There's not much to say about a funeral. Parker's quiet little sister screamed and screamed and waved her arms around her face like someone clearing something away. Parker's mom wore big sunglasses and a crazy grinlike thing and she didn't move a muscle till she fainted. "Damn," I said.
People perked up a little afterwards back at the house. There was more talking and less crying but every once in a while someone would really let loose and someone else would lead him or her into the bedroom. Parker's dad kept having to be helped into the bedroom. I don't think anyone said Parker's name the whole time. Everybody just said He. I met Layla, Parker's girlfriend. She had found him. She came right at me and I had to hold my egg salad sandwich with my mouth just so I could hug her.
"He always wanted me to meet you," she said. "He talked about you a lot." I figured she'd say something like that.
"At least we're meeting now," I said. She smiled right into my eyes. Even with her face all twisted up she was simply beautiful. I made my way to the corner where the fathers were. My dad was there, next to the dining room table. He and I didn't have much to say to one another right then and there, so we didn't say anything.
"You know how he did it, don't you?" Fred Shelby whispered to me.
"I guess I do," I said, but he told me what he knew anyway. He talked like someone really impressed with something and he kept rubbing the back of his neck hard, like he was nervous.
"By God, that boy must've really wanted to die," he said. He probably meant to say it to himself but it came out a little loud and made some people look.

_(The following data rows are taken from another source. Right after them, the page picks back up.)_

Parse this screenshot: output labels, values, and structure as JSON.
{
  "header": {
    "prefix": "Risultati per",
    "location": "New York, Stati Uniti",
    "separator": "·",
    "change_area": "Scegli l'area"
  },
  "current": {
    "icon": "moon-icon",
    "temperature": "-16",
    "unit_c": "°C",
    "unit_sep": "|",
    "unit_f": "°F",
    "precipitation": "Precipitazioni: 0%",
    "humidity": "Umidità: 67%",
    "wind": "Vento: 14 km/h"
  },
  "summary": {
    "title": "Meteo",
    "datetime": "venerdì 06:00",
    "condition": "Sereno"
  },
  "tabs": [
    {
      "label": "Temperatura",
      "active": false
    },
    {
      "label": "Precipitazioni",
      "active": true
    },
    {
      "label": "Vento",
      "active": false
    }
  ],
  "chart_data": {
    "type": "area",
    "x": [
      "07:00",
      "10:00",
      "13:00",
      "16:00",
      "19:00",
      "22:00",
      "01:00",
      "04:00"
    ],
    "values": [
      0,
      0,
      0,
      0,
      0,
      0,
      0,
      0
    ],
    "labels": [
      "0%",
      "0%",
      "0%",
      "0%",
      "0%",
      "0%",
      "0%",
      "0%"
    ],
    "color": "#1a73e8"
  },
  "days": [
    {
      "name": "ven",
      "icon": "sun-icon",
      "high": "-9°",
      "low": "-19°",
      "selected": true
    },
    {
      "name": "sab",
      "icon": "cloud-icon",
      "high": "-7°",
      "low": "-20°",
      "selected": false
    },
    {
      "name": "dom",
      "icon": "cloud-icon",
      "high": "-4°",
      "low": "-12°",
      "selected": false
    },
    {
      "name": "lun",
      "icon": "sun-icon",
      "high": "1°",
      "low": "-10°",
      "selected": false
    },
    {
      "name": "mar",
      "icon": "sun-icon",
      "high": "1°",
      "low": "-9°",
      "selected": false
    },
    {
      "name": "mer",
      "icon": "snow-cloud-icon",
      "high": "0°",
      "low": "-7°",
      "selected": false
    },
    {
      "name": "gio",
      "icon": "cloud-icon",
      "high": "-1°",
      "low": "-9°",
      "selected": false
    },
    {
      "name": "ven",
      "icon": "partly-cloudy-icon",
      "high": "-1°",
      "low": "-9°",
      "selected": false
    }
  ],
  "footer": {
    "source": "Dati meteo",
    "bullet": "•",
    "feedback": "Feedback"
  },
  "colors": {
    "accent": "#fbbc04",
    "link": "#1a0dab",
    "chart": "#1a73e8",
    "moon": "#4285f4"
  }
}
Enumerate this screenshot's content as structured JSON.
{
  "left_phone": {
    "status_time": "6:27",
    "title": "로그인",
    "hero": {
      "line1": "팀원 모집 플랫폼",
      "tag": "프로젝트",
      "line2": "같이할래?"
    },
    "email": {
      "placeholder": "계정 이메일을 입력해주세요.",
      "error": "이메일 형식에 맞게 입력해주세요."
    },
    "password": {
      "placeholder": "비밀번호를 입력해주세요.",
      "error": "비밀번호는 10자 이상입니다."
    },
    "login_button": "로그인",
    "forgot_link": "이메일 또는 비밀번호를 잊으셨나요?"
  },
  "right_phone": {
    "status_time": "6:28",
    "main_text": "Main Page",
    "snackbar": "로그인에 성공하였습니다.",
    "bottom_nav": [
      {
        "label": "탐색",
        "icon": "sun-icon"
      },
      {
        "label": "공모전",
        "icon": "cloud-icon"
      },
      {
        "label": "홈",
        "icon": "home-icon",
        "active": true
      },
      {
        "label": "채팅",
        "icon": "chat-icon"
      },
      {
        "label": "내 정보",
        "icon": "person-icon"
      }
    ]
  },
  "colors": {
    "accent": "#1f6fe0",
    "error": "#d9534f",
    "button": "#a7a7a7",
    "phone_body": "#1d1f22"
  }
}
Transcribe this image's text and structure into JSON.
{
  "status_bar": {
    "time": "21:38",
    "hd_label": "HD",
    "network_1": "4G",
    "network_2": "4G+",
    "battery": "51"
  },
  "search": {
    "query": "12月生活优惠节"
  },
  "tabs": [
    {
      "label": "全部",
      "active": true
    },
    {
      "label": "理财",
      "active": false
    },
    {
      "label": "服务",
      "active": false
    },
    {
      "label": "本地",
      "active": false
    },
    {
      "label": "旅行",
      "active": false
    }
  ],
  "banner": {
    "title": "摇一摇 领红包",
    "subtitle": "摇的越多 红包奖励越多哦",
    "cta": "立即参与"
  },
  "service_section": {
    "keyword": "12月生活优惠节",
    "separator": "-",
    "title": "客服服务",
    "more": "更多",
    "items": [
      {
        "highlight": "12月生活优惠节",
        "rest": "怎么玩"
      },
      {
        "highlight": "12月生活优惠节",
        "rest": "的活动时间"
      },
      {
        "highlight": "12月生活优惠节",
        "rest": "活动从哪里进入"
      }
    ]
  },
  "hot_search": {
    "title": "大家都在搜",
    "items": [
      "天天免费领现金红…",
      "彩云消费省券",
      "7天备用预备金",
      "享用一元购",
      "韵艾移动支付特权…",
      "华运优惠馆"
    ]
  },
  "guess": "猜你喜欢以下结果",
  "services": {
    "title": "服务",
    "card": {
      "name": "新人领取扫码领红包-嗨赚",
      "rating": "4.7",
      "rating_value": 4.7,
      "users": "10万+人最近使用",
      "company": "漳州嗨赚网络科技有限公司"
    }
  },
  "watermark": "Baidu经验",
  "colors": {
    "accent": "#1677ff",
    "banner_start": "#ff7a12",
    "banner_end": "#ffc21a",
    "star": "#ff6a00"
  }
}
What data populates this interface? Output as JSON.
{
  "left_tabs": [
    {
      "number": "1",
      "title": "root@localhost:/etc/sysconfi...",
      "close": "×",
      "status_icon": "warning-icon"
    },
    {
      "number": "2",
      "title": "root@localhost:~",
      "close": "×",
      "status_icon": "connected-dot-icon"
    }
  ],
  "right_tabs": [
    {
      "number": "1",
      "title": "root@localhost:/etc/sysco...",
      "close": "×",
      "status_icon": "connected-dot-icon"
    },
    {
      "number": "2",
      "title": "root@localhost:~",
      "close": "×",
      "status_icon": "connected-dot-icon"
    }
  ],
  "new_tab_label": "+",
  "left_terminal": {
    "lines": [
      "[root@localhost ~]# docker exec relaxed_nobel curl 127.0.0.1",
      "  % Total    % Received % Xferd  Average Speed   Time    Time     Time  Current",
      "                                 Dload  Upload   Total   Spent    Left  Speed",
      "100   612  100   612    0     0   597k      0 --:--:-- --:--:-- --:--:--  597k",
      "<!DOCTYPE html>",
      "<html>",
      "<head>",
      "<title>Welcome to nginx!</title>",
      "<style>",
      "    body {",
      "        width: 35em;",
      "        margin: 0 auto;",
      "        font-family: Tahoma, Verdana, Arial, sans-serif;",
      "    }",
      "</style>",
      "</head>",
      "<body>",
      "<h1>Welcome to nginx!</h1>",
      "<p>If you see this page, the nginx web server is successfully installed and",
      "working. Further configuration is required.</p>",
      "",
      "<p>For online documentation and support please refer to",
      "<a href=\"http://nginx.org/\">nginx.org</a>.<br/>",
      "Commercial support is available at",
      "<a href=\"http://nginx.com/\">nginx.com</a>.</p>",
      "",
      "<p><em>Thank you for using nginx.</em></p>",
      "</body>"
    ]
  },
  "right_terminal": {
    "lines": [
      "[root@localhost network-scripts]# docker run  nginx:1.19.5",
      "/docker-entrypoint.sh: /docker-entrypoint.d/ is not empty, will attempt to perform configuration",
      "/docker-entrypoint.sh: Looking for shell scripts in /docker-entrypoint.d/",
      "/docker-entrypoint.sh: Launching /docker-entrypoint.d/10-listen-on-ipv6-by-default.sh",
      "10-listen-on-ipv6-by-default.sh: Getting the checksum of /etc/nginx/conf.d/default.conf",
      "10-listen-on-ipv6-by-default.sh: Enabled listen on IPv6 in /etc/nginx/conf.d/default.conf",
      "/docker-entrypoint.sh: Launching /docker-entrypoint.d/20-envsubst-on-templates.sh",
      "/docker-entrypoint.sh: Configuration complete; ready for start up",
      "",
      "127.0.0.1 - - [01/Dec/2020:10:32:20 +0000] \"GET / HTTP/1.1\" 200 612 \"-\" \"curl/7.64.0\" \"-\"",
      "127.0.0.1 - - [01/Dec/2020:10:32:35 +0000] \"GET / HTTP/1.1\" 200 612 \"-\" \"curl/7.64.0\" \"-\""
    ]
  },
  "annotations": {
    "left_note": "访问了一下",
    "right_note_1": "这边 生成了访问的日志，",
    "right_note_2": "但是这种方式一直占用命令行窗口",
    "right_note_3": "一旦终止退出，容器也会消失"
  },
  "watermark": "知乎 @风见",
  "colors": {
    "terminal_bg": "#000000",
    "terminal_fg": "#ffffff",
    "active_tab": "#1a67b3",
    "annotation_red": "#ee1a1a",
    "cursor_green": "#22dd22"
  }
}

"I just talked to him the other week, too," I said. "Damn."
That night I had a dream where I was at the grave. Grass was already growing there. I pushed my fingers into the ground and they grew down like roots until they reached the coffin then they went through and curled around his skull. What a dream. I could feel the bumps in the bone. I covered the inside and outside of the skull with my touch, which in the dream was better than eyesight. All the same I had the feeling there was something I hadn't found. Then I was in the bathroom naked looking at myself in the mirror. I guess I was still dreaming. I tried to feel my own skull through my skin but I couldn't. My fingers danced all over my head like they were lost. They found my neck and held onto it like it was a valve. I thought that would be the end of the dream but it kept going. I didn't know when it would stop.